Brazil’s network of embassies on the continent has been expanded and dozens of business leaders have accompanied Mr Lula da Silva on his trips. The president’s stock in Africa is high, so much so that in July last year the African Union made him a guest of honour at its meeting in Libya.

Analysts at Standard Bank in Johannesburg argue there is a neat fit between Brazil’s resources and food industry expertise and the opportunities offered by Angola. And they argue that climate change could increase the value of Brazil’s African investments.

Because warmer weather could reduce the amount of cultivable land at home, food and ethanol producers could become more interested in expanding into Africa, especially countries such as Angola where land is plentiful.

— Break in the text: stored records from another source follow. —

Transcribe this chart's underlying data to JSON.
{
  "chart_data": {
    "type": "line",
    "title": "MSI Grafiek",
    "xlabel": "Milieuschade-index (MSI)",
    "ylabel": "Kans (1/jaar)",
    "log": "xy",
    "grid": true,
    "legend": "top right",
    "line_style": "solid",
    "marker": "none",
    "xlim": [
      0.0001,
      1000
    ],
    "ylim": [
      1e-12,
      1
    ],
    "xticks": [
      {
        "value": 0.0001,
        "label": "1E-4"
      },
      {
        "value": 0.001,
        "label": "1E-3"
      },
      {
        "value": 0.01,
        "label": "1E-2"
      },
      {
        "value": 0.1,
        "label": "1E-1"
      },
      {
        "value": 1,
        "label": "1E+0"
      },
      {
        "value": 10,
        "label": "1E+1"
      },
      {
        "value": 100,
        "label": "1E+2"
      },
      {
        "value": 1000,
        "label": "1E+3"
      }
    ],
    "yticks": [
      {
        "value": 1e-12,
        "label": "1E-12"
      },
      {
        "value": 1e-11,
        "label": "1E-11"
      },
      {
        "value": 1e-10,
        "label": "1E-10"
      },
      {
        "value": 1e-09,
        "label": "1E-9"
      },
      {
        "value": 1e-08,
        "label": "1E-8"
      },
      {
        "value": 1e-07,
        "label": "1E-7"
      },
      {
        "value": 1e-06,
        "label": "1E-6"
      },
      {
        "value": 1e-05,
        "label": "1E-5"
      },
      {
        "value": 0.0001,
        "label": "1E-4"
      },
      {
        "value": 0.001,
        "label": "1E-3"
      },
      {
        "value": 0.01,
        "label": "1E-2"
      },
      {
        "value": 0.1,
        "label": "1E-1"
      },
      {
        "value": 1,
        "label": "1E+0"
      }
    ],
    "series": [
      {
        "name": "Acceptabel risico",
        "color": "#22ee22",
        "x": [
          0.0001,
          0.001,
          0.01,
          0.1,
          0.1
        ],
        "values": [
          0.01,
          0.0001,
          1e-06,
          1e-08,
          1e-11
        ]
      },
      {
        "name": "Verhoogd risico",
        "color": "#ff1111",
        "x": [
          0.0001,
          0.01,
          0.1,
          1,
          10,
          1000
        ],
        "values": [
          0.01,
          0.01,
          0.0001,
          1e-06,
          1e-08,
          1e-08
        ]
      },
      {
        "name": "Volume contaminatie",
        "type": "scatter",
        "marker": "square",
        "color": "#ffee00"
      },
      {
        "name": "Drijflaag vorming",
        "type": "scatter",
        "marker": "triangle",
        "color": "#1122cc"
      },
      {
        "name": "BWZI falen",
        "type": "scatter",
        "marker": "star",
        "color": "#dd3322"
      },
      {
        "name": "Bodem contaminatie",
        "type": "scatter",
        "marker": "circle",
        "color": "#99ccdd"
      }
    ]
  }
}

“Brazil is positioning itself to be Africa’s prime partner in its vital quest for greater energy and food security,” says Jeremy Stevens, joint author of a recent research report.

Certainly for Brazil’s multinationals, the attractions are clear.

“The thing about Africa is that sooner or later it will become a reality,” said Roger Agnelli, president and chief executive of Vale.

“Africa is the future of the world’s natural resources, along with South America.”


Building Brics

In the race for African passport stamps, Luiz Inácio Lula da Silva, president of Brazil has nosed ahead of Hu Jintao, president of China, having visited 19 African countries in eight trips since coming to power in 2003, writes Jack Farchy in London .

But in economic terms Africa’s relationship with China remains its most significant among the emerging Bric nations (Brazil, Russia, India and China).

The value of trade between Africa and China jumped to $107bn in 2008, from $4.1bn in 1992, making it the continent’s second-largest trade partner after the US, Chinese companies have been investing aggressively in African natural resources, especially oil.

As a bloc, Bric trade with Africa has increased as a proportion of all the continent’s trade from 4.6 per cent in 1993 to more than 19 per cent in 2008. Economists at Standard Bank estimate that by 2030 almost 50 per cent of Africa’s trade will be with the Brics.